As you say it’s much better to “have a tiny audience that will treasure my game for years than a big one that won’t remember it in a month”. That’s how this business was when it started. Games like Master of Orion 2, Heroes of Might & Magic 2, UFO: Enemy Unknown, Fallout, Half Life, were all done with that mind set for sure. The devs and publishers were much less greedy because there was not a big gaming market by then (and no consoles…).
So, thanks for your comments, I think they were great to start this discussion. It’s time to be much clear. We, old-school gamers need to take care of each other and help our backs more. We need to help talented and courageous people more. People that decided to follow their dreams to make games they like to play (and we like to play). Kickstarter and IndieGoGo are a good vehicle for the devs to express their visions and for us to help them achieve them.

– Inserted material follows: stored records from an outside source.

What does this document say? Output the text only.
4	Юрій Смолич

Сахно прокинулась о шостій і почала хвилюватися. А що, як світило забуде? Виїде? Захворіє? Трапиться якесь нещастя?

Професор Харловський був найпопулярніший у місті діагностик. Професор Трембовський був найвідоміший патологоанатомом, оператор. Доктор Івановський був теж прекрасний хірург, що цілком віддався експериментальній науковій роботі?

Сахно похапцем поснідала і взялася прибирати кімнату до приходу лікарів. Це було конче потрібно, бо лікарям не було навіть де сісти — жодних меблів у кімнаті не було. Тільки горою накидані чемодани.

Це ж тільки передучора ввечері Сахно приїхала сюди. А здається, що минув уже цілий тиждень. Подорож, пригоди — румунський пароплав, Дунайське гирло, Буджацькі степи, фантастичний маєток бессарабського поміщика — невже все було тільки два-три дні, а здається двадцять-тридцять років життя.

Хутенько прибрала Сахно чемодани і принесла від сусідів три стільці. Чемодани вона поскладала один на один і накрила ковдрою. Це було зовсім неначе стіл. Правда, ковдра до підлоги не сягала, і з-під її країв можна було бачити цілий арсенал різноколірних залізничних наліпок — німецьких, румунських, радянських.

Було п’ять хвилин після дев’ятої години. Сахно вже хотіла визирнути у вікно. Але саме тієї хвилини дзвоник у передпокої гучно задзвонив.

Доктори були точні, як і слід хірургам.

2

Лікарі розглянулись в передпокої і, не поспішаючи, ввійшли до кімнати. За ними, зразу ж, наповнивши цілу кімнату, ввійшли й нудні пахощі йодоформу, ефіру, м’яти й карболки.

But in the end I think it’s key that we don’t do all this only for the money! (devs, publishers, journalists, …) In my opinion if a dreamer is allowed to live his dream every day he only needs to put food on the table and keep himself (and his family) alive and well to be the most happy person of the world.
You know that you can count with me in this. We will get more games like UFO: Enemy Unknown and Master of Orion 2. Start with Xenonauts, checkout Endless Space and have a look at Legends of Pegasus and StarDrive, and so many other indie games featured here on Space Sector, that surely deserve our love. After all they are made by people like us.

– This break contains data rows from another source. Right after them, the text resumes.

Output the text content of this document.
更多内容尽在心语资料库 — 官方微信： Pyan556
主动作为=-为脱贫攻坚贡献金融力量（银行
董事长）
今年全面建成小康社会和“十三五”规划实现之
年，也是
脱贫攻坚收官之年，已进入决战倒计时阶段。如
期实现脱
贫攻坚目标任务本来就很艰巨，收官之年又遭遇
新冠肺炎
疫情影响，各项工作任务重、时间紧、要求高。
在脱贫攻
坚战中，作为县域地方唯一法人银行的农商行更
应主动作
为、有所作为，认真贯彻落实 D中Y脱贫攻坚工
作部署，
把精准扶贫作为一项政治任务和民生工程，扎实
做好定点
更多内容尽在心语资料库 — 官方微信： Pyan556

(Sorry, my first attempt at a reply went to the wrong spot)
That reminds me of another saving niche games can make – niches are often small and concentrated enough that they don’t need money-sapping traditional marketing. Word of mouth is often good enough, because people of similar interests tend to congregate and chat amongst themselves on themed forums, but even if it isn’t, people like you and other writers with niche tastes will actively go looking for this stuff and bring it to the attention of readers with similar tastes.
Additionally, with modern digital delivery systems, finding out about a new game is often merely a matter of going to your favourite content delivery platform, searching for games in your genre or by keyword, then sorting the results by date or whatever. Desura for instance. It’s bought loads of unique, niche indie games to my attention I might not have known about otherwise, and not only that, but it has an alpha funding system very similar in general principle to IndieGoGo and Kickstarter. GoG, too – it’s done a fine job of reminding people how good games used to be, and with recent changes it may be poised to become another good source of games with more classical design philosophies, not just actual classics.
Three X-coms this year – ‘UFO Extraterrestrials 2’ is slated for 4th quarter release.
Yes, you’re right. There’s also UFO2:Extraterrestrials to look at yes. So, it’s Q4 2012 for UFO2:E now. Interesting. There’s a good chance they all release more or less at the same time :) It’s X-COM remake/re-imagining year no doubt.
After reading your preview I went to the website and pre-ordered the premium copy of this game. I am currently playing a pre-build version of this game and have to say IT’S GOOD! I have not enjoyed a strategy game this much in a long time. I’m looking forward to burning many hours absorbed into this game.
It’s great isn’t it? And now after the successful kickstarter anything is possible. Great year for tactical squad-based games.
Adam, The only gripe I have is that the camera view isn’t adjustable. Hopefully it will be in the final build. This looks like the game that will restore my faith in cpu gaming!